US stocks advanced as investors priced in the possibility of a US-Iran ceasefire extension, with the Dow up 0.8% intraday to 49,721.56 and the S&P 500 nearing another record high. Brent crude eased 0.7% to $94.78 a barrel after a prior spike tied to Strait of Hormuz disruption, while US retail sales rose 1.7% month over month to $752.1 billion, topping expectations. The 10-year Treasury yield edged up to 4.27% from 4.26% as markets also awaited Kevin Warsh's testimony for clues on Fed policy and central bank independence.

Analysis

The market is treating the ceasefire extension as a clean risk-on catalyst, but the more important second-order effect is the compression of the geopolitical risk premium rather than any durable improvement in fundamentals.
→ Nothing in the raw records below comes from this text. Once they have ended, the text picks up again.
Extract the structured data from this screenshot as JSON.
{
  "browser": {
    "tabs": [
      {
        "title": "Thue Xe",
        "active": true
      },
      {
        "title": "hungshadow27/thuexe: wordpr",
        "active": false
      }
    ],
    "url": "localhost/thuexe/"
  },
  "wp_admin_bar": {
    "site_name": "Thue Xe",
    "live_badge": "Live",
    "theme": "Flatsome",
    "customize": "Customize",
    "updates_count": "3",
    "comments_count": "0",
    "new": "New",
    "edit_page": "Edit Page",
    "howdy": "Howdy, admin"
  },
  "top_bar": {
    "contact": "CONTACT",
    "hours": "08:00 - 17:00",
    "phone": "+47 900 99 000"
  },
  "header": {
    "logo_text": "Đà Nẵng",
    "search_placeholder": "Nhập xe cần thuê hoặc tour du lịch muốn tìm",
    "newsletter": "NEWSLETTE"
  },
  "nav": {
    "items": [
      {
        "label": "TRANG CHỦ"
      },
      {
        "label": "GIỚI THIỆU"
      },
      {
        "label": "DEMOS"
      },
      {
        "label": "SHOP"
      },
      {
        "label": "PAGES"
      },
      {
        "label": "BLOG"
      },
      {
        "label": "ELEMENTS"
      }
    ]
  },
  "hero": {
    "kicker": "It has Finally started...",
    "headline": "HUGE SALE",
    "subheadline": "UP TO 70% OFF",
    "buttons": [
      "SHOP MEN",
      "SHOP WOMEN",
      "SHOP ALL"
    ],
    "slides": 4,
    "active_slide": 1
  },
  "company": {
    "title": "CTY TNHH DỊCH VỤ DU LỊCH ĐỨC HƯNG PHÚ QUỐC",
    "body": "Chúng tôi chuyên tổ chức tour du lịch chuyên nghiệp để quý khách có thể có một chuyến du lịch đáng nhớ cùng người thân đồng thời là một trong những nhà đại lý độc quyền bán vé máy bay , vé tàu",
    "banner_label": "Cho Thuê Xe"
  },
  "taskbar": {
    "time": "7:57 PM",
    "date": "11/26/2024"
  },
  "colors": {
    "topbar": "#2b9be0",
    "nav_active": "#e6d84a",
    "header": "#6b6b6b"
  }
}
If energy vol keeps fading, the biggest beneficiary is not just oil-sensitive equities; it is the entire duration-sensitive equity complex, because lower headline inflation expectations reduce the odds of an abrupt rates repricing and keep multiple expansion alive. That makes the current move most supportive for megacap growth and consumer discretionary names that were most vulnerable to a higher-for-longer oil shock. The consumer data is more nuanced than the headline suggests: spending resilience in the face of higher gasoline prices implies households are still absorbing energy shocks, but that also means the inflation pass-through is not benign. If energy stays elevated for another few weeks, margin pressure will likely show up first in lower-income discretionary, airlines, and transport, while food/service inflation may lag but remain sticky. The key risk is that the market is underpricing how quickly a renewed disruption in the Strait of Hormuz could flip sentiment from "manageable supply shock" to "global growth scare," especially with yields already grinding higher and policy uncertainty ahead of the Fed testimony. The contrarian read is that the move in crude may be too complacent for a ceasefire-driven market. The path dependency matters: even a short-lived supply interruption can force inventory rebuilding, elevate tanker insurance and freight rates, and keep refined product margins volatile for weeks after spot crude retraces. That argues for staying long optionality on energy rather than chasing beta, because the left tail remains large while the right tail in equities may be capped if yields continue to drift up and the Fed narrative turns more hawkish. For now, this is a tradeable relief rally, not a regime change. The most attractive setups are relative-value expressions that monetize lower geopolitical vol without needing a strong directional macro call. If the ceasefire holds for several sessions, the next leg should come from unwind flows in hedges and systematic de-risking reversal rather than fresh fundamental buying.